Banco Bradesco SA (ADR) (NYSE:BBD)’s Company Shares Increased 39.22% After High Volatility

The shares of Banco Bradesco SA (ADR) (NYSE:BBD) increased by 39.22% in the last 20 days and rose 39.77% in the past 5 trading sessions. Banco Bradesco SA (ADR) (NYSE:BBD) shares opened at $7.05 in the last session and had intraday high of $7.23 and low of $6.82 for a higher than normal intra-day volatility. Investors must be careful when trading such stocks.

About 4.72 million shares traded hands. Banco Bradesco SA (ADR) (BBD) has declined 10.38% since July 30, 2015 and is downtrending. It has underperformed by 5.22% the S&P500.

Analysts await Banco Bradesco SA (ADR) (NYSE:BBD) to reports earnings on May, 4. They expect $0.20 earnings per share, down 31.03% or $0.09 from last year’s $0.29 per share. BBD’s profit will be $1.15 billion for 8.58 P/E if the $0.20 EPS becomes reality.
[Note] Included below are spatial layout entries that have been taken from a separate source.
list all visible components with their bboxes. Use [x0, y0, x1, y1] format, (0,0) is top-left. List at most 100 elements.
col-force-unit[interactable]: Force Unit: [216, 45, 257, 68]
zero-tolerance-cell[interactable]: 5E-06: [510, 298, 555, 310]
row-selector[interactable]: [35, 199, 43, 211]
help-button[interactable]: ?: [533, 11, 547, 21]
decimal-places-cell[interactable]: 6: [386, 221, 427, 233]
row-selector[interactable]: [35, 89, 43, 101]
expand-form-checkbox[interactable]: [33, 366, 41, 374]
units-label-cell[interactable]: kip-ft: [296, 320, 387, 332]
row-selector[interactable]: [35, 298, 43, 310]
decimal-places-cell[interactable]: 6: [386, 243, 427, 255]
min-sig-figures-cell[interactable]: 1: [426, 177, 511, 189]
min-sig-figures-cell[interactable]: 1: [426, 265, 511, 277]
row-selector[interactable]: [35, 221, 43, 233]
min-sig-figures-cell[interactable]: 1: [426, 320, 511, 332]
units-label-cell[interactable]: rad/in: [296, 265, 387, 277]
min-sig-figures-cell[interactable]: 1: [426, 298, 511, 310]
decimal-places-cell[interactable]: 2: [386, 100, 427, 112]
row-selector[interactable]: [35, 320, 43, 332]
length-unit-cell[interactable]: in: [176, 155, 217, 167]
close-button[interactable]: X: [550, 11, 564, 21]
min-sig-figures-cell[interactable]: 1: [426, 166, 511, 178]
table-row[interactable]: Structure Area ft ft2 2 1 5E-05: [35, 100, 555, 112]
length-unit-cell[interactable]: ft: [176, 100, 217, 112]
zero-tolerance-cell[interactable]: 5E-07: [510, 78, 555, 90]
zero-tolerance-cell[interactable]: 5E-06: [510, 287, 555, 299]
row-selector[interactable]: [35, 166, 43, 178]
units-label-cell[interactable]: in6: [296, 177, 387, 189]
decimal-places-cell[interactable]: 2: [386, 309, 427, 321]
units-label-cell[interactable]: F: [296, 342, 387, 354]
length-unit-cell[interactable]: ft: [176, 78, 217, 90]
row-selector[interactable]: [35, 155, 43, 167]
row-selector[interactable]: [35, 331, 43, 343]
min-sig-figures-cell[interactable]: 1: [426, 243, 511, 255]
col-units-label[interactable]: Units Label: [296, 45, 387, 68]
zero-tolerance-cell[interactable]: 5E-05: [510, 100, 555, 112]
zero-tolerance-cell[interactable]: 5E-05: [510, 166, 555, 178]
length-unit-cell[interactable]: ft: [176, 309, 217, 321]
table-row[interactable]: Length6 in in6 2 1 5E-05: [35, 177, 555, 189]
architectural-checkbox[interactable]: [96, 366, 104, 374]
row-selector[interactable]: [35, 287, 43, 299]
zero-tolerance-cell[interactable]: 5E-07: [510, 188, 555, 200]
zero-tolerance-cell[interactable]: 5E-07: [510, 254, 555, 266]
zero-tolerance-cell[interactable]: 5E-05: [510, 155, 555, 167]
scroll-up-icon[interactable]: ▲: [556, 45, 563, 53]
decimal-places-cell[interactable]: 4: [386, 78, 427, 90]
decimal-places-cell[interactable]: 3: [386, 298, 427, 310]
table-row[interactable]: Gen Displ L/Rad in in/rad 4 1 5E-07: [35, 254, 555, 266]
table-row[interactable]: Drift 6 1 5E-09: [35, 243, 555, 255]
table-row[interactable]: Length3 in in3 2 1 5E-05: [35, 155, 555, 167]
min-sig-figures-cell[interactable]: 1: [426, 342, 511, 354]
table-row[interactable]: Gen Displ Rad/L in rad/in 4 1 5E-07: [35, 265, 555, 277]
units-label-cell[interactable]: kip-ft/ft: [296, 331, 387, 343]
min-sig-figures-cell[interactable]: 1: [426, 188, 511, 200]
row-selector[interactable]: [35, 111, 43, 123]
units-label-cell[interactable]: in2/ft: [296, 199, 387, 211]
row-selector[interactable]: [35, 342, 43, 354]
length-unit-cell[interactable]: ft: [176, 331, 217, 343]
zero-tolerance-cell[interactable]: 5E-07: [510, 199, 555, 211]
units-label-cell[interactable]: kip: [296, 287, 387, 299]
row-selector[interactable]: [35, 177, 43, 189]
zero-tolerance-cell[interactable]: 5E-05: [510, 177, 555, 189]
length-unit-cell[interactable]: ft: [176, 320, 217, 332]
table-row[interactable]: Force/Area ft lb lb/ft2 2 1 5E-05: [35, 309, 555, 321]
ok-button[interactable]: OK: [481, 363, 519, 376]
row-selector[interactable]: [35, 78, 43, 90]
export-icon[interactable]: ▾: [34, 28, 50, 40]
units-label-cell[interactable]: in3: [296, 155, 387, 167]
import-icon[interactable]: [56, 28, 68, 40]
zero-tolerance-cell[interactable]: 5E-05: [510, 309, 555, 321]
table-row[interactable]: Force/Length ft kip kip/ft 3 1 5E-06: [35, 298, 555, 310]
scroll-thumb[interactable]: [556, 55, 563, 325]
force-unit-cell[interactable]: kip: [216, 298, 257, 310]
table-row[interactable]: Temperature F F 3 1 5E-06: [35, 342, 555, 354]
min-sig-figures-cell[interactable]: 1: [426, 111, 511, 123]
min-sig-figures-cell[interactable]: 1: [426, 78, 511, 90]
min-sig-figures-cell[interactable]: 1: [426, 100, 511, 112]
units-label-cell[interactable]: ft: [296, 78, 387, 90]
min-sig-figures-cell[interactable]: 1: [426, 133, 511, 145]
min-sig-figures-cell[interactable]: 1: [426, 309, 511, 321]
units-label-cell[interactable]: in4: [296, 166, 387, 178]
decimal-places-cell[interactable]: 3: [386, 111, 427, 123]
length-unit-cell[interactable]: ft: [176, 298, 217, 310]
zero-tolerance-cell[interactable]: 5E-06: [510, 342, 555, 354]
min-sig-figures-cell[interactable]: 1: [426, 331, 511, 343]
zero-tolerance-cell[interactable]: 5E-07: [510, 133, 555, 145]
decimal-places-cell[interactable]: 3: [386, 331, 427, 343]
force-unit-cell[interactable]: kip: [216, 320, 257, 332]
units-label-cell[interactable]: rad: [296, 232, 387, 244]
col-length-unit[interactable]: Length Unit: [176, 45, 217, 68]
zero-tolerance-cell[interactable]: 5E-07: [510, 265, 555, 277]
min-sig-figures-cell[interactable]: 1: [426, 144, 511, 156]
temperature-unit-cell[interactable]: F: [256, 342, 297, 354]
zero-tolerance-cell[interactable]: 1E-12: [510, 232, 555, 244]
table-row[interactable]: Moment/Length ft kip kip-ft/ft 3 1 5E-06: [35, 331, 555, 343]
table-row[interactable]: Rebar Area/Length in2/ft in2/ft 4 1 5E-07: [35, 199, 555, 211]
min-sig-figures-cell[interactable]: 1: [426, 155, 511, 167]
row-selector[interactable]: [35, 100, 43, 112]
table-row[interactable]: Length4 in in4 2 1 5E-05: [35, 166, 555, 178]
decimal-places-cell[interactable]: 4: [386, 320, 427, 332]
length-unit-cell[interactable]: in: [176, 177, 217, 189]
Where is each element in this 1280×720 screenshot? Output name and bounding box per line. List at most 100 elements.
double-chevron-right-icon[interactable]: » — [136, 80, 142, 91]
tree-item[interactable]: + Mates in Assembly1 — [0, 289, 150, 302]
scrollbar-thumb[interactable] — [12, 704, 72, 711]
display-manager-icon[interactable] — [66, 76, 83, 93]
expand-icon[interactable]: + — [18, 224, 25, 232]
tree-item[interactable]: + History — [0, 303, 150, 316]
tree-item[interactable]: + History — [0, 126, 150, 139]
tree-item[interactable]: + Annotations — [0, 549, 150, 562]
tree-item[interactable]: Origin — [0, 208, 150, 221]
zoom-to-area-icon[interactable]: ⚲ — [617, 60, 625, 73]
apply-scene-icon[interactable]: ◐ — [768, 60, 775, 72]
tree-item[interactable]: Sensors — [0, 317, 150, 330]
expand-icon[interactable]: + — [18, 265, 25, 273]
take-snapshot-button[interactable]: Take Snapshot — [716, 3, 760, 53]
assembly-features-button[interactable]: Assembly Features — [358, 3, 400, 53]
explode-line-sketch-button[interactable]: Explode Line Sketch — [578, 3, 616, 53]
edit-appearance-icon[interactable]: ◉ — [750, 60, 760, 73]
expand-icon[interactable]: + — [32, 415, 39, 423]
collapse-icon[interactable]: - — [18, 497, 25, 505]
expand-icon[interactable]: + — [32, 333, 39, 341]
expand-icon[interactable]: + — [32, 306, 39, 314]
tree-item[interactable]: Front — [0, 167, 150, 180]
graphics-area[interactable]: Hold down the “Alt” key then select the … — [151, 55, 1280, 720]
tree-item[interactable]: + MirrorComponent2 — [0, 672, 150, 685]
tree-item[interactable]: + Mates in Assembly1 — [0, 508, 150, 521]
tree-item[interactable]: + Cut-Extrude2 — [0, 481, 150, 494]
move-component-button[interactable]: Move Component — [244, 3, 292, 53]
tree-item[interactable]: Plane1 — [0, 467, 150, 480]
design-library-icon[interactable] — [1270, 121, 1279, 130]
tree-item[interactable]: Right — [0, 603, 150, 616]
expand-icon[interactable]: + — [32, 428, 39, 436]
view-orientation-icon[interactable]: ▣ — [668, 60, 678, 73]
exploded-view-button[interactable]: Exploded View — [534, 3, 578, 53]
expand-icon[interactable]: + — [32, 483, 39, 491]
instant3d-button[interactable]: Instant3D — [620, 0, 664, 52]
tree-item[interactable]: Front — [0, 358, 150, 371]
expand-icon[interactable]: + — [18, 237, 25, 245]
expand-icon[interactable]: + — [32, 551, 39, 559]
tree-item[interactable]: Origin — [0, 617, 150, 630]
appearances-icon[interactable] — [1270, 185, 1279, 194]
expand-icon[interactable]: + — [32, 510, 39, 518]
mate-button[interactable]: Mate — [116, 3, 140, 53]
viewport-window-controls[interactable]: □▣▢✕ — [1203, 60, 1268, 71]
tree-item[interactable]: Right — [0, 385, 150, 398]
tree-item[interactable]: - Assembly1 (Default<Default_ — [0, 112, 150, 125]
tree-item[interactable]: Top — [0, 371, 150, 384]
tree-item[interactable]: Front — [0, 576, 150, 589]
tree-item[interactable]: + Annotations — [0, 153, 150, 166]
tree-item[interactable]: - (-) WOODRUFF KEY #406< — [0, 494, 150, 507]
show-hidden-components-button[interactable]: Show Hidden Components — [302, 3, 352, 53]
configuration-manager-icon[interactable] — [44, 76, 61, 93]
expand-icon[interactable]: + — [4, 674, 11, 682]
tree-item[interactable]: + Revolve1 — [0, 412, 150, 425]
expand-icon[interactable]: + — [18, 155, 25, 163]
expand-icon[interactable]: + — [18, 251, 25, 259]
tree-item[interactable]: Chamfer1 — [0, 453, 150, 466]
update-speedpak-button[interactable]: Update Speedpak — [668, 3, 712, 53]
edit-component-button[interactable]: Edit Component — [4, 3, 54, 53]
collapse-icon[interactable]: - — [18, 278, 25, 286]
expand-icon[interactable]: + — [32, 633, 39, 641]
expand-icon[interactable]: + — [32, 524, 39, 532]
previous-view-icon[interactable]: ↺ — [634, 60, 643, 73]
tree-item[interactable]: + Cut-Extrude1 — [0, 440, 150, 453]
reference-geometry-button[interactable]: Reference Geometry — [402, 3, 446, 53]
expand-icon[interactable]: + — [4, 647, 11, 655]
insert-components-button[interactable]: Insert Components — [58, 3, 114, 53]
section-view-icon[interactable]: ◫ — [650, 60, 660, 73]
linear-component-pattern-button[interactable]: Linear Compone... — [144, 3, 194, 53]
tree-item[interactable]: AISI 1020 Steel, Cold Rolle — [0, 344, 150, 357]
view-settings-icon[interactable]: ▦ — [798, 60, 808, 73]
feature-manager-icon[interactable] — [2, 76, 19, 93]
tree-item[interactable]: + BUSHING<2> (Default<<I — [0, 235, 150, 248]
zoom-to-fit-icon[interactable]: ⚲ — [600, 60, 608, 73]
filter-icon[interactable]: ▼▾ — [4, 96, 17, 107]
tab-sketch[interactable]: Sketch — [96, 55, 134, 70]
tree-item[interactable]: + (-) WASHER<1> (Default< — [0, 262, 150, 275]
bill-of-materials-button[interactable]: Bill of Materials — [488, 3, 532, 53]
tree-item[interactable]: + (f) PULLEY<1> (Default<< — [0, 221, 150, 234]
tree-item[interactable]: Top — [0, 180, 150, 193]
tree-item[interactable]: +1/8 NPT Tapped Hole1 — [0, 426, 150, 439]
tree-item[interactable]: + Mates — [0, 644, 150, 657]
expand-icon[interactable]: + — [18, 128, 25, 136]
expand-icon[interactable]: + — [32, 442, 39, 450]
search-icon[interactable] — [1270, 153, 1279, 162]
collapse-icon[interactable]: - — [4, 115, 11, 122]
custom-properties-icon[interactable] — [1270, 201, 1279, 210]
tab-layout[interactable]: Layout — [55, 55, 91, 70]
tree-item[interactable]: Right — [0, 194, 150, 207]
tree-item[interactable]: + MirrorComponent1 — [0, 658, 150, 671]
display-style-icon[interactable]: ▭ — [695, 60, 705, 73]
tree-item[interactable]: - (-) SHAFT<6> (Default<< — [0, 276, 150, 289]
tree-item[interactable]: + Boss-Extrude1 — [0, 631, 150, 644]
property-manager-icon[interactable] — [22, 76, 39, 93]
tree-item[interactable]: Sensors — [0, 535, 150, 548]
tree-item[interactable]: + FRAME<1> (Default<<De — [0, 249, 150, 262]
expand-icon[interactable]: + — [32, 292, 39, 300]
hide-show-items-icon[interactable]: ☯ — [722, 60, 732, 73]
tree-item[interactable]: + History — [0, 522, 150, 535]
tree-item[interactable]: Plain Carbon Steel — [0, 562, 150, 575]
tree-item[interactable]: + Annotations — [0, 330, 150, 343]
After $0.24 actual earnings per share reported by Banco Bradesco SA (ADR) for the previous quarter, Wall Street now forecasts -16.67% negative EPS growth.

According to Zacks Investment Research, “Banco Bradesco’s main activities are the provision of banking and insurance services such as private and industrial credit loans, credit cards, mortgaged loans, 24 hour banking, health and life insurance, leasing, pension fund management and services for stock market investors.”

Banco Bradesco S.A. is a commercial bank. The company has a market cap of $39.53 billion. The Bank offers a range of banking and financial services and products in Brazil and abroad to individuals, companies and local and international firms and institutions. It has 7.59 P/E ratio. The Company’s services and products include banking operations, such as loans and advances and deposit-taking, credit card issuance, purchasing consortiums, insurance, leasing, payment collection and processing, pension plans, asset management and brokerage services.